Here's how I see it: chapter one is crucial to understanding chapter two and three (the section of seven letters), and the first three chapters are the key for understanding the next nineteen chapters. If you skip chapter one, or skim chapters two and three, you'll come up with some pretty interesting yet weird interpretations for Revelation.

Here's what I think is the key verse of chapter one to understand chapters two and three (my translation from the original language):
To Jesus Christ who loves us
and has released us from our sins by his blood
and created us to be a Kingdom and Priests
unto Jesus' God and Father -
To Jesus Christ be glorious splendor and mighty power
Unto the ages!
So be i
t!

The letters to the seven churches are calls for each one of them, in their unique situations, to reorient themselves to being a kingdom within the Empire, a kingdom within the city they dwell - the kingdom of God amidst the Emperor of Rome.

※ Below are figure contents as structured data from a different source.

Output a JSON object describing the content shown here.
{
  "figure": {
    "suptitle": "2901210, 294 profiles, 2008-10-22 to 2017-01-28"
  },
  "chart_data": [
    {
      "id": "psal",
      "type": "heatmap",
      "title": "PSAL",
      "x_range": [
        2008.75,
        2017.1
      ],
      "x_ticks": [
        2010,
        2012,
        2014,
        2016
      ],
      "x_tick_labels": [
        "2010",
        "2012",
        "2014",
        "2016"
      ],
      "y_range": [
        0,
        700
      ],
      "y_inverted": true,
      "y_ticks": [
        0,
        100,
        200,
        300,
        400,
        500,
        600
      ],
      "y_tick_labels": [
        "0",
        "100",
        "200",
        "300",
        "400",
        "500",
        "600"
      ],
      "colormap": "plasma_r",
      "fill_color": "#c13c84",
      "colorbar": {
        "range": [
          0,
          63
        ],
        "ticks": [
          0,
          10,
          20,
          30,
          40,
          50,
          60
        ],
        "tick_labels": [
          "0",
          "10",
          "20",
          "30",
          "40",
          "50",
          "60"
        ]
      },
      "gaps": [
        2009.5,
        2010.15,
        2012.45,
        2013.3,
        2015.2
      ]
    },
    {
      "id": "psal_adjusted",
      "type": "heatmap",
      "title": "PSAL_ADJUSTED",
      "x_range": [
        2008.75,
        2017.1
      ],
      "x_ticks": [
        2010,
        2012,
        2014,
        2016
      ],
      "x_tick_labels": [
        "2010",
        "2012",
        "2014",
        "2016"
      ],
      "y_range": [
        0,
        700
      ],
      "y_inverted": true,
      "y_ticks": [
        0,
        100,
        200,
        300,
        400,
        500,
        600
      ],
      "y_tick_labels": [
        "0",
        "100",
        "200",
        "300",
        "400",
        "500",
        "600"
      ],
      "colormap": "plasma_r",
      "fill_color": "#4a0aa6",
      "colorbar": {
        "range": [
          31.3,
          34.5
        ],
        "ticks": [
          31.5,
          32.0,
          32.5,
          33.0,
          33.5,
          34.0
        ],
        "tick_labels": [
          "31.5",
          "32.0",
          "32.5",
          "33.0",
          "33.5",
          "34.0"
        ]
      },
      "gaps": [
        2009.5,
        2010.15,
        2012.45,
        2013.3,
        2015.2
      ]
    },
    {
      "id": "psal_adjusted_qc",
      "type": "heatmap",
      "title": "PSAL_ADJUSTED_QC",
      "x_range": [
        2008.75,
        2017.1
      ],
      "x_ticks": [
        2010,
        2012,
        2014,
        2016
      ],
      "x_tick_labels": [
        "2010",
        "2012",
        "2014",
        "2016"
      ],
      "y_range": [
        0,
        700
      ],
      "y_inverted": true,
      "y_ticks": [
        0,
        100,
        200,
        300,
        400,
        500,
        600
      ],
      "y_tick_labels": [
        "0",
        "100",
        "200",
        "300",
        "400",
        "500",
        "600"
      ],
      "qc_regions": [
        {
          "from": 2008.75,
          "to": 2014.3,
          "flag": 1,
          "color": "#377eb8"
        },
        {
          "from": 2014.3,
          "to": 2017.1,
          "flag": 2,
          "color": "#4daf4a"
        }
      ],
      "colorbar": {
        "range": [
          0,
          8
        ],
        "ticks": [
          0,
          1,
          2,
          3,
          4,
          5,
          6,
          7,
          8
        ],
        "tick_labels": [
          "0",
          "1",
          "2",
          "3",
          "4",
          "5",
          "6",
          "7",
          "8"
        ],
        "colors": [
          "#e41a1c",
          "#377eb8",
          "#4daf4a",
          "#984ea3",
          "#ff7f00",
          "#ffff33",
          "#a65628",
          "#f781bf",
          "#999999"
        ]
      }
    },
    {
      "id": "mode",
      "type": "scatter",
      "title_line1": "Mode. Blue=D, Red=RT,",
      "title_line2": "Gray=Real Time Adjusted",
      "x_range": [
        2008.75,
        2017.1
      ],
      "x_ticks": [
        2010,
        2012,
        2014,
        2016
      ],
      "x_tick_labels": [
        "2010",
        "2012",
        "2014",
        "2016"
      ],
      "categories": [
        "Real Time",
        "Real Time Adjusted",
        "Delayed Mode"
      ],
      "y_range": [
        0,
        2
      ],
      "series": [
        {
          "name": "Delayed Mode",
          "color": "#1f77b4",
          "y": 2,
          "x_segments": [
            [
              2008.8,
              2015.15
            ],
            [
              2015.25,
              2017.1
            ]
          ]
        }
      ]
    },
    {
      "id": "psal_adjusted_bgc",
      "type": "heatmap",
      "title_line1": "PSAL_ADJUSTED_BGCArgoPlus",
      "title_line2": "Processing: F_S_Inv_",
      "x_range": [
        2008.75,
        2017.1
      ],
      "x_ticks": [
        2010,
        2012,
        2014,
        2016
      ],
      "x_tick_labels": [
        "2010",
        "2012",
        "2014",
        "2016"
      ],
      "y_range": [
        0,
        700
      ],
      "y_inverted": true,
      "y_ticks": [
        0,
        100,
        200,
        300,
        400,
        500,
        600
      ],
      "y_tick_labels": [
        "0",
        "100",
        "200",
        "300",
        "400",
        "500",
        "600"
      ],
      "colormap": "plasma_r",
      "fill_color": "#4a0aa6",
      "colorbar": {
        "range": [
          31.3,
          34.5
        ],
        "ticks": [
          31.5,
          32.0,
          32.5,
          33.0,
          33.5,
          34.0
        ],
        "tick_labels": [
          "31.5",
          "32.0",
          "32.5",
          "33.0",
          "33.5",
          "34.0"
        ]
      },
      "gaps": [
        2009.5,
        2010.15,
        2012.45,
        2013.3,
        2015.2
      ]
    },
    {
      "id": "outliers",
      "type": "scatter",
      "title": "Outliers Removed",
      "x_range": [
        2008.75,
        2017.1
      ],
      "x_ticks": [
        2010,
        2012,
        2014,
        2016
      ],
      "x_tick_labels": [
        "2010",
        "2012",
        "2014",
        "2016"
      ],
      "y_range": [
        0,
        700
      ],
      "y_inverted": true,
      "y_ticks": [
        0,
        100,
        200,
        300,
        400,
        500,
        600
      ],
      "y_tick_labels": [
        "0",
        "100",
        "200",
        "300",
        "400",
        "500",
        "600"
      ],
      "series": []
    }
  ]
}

To be part of the kingdom is to be under the rule, authority, protection, and grace of the king - in this case God the Creator of Heaven and Earth. The letter is also calling to each church to live up to it's calling to be priests of Jesus' God and Father - a priest is a go-between, a mediator between God and the people. In this case, the individuals of the church are a priest between God and the world. As a priest, individuals are the means by which God makes known his will, his works, his words known to the world. And as a priest, you are how the world will know God and what he wants to give them.

Using this framework of kingdom/alternative Jesus society and priest/go-between, it opens up the letters to the seven churches in a fresh way that taps into very old themes found in the Torah and the Instructions of Jesus - and even Paul.

God created Israel to be his Kingdom and Priests; and the Church is the New Israel ruled by Jesus the High Priest. We are God's people, instructed by Jesus to carve out a new society where His right/just/merciful way's prevail - and where those part of this new society are individuals who are used by God as conduits/instruments/vessels of truth, love, freedom, beauty, good, etc.

Wouldn't you want to be part of a people who are marked by justice and mercy? Wouldn't you want to become a person out of whom truth, love, freedom, reconciliation, goodness overflows?

2 comments:

AndrewHoffman said...

"Wouldn't you want to be part of a people who are marked by justice and mercy? Wouldn't you want to become a person out of whom truth, love, freedom, reconciliation, goodness overflows?"

Yes Please!

Fresh Dirt said...

Tim, you nailed it! Great sermon!!! Good theology and in a way that the congregation can connect and understand.